As a young man, Laonikos, who was fluent in Latin, entered the service of the Byzantine emperor Constantine XI. in Constantinople . However , he did not experience the conquest of Constantinople in 1453 himself. It is unclear where he stayed after that, perhaps he emigrated to Italy (where his famous relative Demetrios Chalkokondyles had also been since 1447). In recent research, however, a stay in Italy is considered to be rather unlikely.

Laonikos wrote a Greek-language historical work in ten books, which mainly tells the time of the Ottoman campaigns of conquest until 1463; the first book ends in 1398, the subsequent narrative becomes increasingly detailed. At the center of post-Byzantine universal history is the decline of Byzantium and the rise of the Ottomans . Laonikos based his description (in which excursions are also built in) closely to the ancient classics: Just as Herodotus described the Persian Wars, Laonikos wanted to tell the Ottoman conquest of Byzantium in the context of an ancient antithesis between Asia and Europe entirely in Greek Perspective. Stylistically, however, he was based on Thucydides , the work is accordingly linguistically demanding; What is irritating is that Laonikos hardly offers any time information for the sequence of events. His sources mainly included oral reports from various origins, but he seems to have hardly relied on written sources.

Editions and translations

  • Anthony Kaldellis (Ed.): Laonikos Chalkokondyles.
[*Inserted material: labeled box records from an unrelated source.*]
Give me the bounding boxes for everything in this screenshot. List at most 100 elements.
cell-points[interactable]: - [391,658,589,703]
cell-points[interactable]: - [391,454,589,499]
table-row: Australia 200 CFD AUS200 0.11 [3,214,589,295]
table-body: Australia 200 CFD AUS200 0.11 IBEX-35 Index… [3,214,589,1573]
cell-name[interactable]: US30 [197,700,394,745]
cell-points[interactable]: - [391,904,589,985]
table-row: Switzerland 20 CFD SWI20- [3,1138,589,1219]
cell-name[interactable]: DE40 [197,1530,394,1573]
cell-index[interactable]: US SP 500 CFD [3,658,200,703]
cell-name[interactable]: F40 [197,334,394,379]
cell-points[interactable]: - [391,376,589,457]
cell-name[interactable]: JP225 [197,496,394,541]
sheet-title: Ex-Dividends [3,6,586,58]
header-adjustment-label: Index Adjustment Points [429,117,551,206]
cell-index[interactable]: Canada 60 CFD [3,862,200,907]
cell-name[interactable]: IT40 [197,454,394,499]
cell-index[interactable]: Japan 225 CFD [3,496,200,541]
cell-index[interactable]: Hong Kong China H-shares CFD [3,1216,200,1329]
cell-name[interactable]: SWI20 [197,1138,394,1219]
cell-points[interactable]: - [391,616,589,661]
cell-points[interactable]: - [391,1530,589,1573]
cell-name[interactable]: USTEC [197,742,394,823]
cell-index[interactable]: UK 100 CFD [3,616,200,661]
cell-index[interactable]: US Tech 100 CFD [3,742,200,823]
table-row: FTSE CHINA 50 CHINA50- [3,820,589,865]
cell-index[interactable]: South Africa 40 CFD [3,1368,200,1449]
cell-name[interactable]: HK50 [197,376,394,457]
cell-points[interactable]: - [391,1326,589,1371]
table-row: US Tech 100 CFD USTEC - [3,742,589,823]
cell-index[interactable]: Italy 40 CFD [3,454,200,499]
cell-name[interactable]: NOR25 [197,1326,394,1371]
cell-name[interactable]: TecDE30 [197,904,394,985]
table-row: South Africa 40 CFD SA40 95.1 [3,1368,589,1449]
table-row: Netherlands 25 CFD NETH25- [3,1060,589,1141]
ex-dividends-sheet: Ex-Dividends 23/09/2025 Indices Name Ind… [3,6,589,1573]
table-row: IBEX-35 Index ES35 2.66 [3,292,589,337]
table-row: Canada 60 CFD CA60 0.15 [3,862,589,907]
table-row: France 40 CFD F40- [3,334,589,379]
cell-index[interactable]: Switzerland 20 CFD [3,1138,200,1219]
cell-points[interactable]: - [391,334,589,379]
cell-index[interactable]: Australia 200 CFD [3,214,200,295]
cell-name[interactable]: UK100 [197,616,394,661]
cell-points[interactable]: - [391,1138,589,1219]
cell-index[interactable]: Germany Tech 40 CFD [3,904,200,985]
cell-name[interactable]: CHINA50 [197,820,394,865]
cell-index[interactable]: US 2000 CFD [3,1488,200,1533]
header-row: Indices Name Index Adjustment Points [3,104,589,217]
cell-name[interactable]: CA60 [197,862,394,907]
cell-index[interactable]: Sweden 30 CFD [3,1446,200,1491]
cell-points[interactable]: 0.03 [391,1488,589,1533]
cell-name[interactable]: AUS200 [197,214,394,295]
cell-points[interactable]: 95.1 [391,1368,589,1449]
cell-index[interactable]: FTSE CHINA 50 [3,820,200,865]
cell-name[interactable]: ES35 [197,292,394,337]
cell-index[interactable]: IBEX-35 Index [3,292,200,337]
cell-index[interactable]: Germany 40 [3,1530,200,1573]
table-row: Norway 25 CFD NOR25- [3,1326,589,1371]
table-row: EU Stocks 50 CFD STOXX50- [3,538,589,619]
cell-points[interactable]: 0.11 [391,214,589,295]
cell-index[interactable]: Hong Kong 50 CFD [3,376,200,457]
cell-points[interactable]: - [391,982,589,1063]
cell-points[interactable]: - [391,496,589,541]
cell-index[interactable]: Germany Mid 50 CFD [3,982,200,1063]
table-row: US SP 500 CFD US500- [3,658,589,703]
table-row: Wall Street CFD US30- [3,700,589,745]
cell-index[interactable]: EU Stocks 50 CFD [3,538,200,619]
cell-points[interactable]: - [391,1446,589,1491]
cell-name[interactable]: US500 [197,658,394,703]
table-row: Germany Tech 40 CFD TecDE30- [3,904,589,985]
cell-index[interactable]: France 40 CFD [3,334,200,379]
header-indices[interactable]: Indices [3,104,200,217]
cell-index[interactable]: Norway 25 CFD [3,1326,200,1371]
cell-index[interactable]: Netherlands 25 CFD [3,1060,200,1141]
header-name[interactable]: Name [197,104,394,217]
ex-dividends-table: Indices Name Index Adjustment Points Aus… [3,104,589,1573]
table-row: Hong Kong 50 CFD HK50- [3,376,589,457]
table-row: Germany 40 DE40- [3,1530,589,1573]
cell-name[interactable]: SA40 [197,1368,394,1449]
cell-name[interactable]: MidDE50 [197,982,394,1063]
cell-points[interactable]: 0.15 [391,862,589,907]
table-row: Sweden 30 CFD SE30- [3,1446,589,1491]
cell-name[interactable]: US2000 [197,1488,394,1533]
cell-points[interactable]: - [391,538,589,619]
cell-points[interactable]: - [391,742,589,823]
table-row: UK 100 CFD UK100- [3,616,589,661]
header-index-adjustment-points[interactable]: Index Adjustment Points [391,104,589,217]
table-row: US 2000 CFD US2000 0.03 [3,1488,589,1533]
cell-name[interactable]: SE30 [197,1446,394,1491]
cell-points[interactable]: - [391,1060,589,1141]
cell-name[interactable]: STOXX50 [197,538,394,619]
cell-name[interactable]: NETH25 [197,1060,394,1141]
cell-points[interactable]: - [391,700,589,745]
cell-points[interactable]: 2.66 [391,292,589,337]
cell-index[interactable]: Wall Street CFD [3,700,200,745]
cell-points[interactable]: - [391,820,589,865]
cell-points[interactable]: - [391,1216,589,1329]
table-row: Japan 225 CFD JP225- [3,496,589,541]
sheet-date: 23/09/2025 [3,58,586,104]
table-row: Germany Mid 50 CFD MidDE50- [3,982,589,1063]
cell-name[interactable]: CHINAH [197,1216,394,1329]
The Histories. 2 volumes. Harvard University Press, Cambridge, MA / London 2014. [Greek text and English translation]

literature

  • Herbert Hunger : The high-level profane literature of the Byzantines. Volume 1: Philosophy, rhetoric, epistolography, historiography, geography (= Handbook of Ancient Studies . Dept. 12: Byzantine Handbook. Part 5, Vol. 1). Beck, Munich 1978, ISBN 3-406-01427-5 , p. 485 ff.
  • Anthony Kaldellis: A New Herodotos. Laonikos Chalkokondyles on the Ottoman Empire, the Fall of Byzantium, and the Emergence of the West. Dumbarton Oaks, Washington, DC 2014. [basic]

Web links

Remarks

  1. See Peter Lock: The Franks in the Aegean, 1204–1500. London / New York 1995, p. 130 f.
  2. On his life cf. short Anthony Kaldellis (Ed.): Laonikos Chalkokondyles. The Histories. Volume 1. Cambridge, MA / London 2014, pp. VII – X.
  3. Anthony Kaldellis (ed.): Laonikos Chalkokondyles. The Histories. Volume 1. Cambridge, MA / London 2014, pp. IXf.
  4. Anthony Kaldellis (ed.): Laonikos Chalkokondyles. The Histories. Volume 1. Cambridge, MA / London 2014, SX
  5. Cf. Anthony Kaldellis (ed.): Laonikos Chalkokondyles. The Histories. Volume 1. Cambridge, MA / London 2014, pp. Xff.